The dugout notebooks serve as a template that can be copied and adapted for other UGS flux sites. The key site-specific elements that must be updated for each station are:

### Parameters to Update

- `stationid` – the AmeriFlux station code (e.g., `US-UTW` for Wellington).
- `interval` – may differ between sites or change over time.
- `date_range` – reflects the start/end timestamps of the available data.

### Site-Specific Corrections (Notebook 3)

Each site will have its own set of corrections that must be determined from station visit logs, program update records, and data review.
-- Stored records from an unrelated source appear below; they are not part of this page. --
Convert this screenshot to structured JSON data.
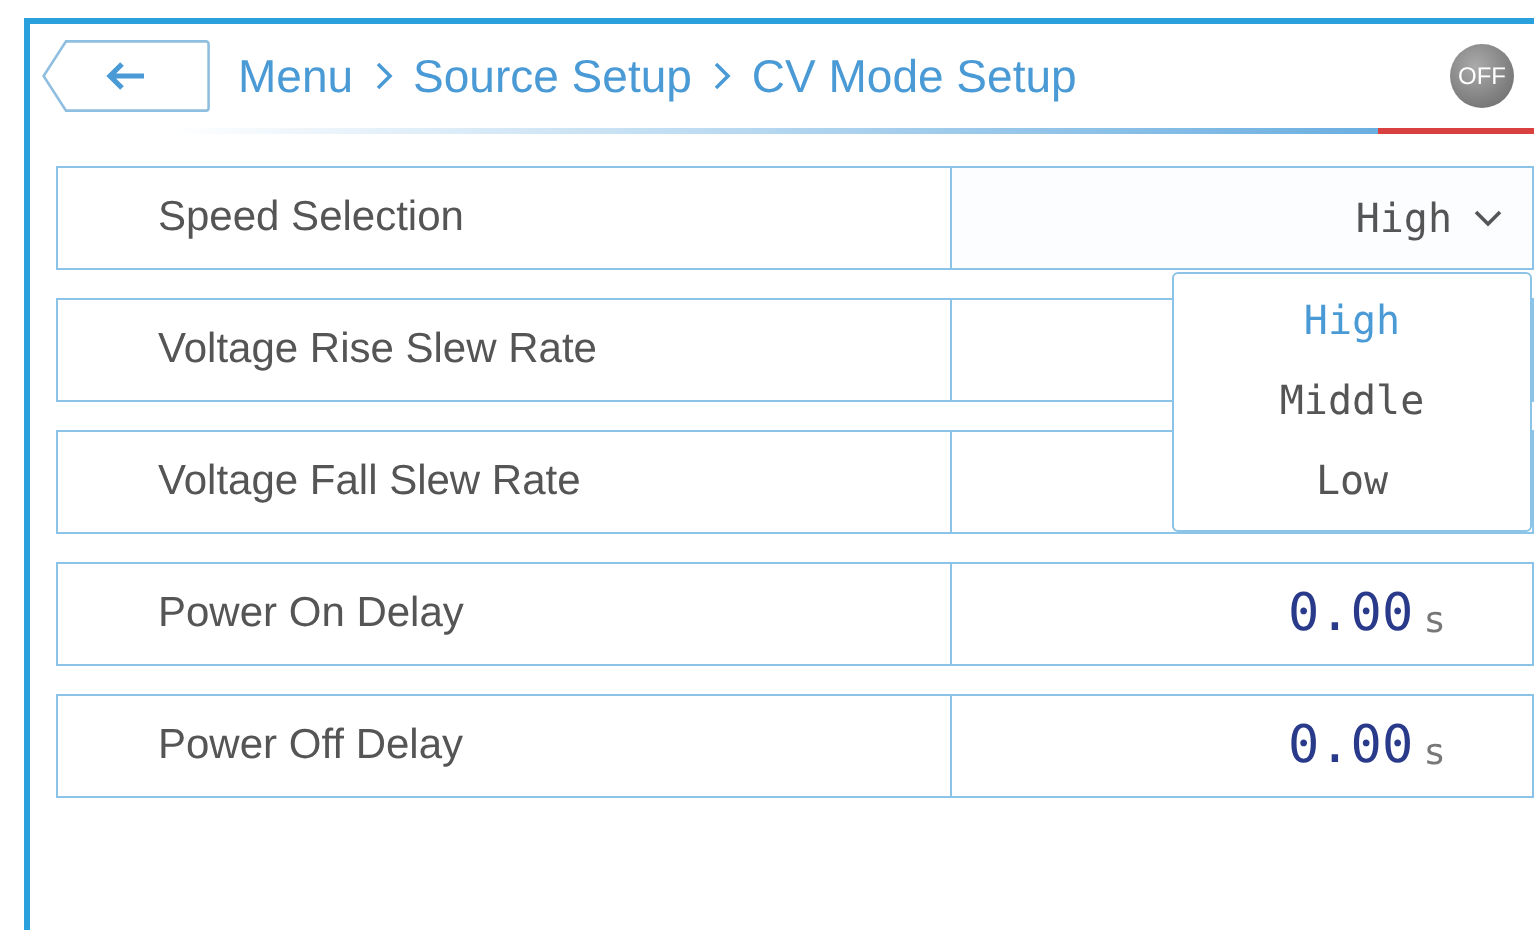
{
  "header": {
    "breadcrumb": [
      "Menu",
      "Source Setup",
      "CV Mode Setup"
    ],
    "output_badge": "OFF"
  },
  "rows": [
    {
      "label": "Speed Selection",
      "kind": "dropdown",
      "value": "High",
      "expanded": true,
      "options": [
        {
          "label": "High",
          "selected": true
        },
        {
          "label": "Middle",
          "selected": false
        },
        {
          "label": "Low",
          "selected": false
        }
      ]
    },
    {
      "label": "Voltage Rise Slew Rate",
      "kind": "value"
    },
    {
      "label": "Voltage Fall Slew Rate",
      "kind": "value"
    },
    {
      "label": "Power On Delay",
      "kind": "value",
      "value": "0.00",
      "unit": "s"
    },
    {
      "label": "Power Off Delay",
      "kind": "value",
      "value": "0.00",
      "unit": "s"
    }
  ]
}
Common categories include:

- Calibration correction dates and factors (soil, precipitation, etc.).
- Sensor failure periods and the specific variables to null.
- Wind direction offset between instruments.
- Signal strength bad-period date ranges.
- Manual spike removal dates.

### Column Handling (Notebooks 2 and 4)

The specific columns selected for merging from the CS Format eddy data (`csflux_join_cols` in Notebook 2) and the columns dropped before AmeriFlux export (Notebook 4) may vary by site depending on what sensors are installed.

### Flux QAQC Configuration (Notebook 5)

Each site needs its own `.ini` configuration file specifying column mappings for the flux-data-qaqc package. The choice of which NETRAD and G columns to use as primary inputs may also differ.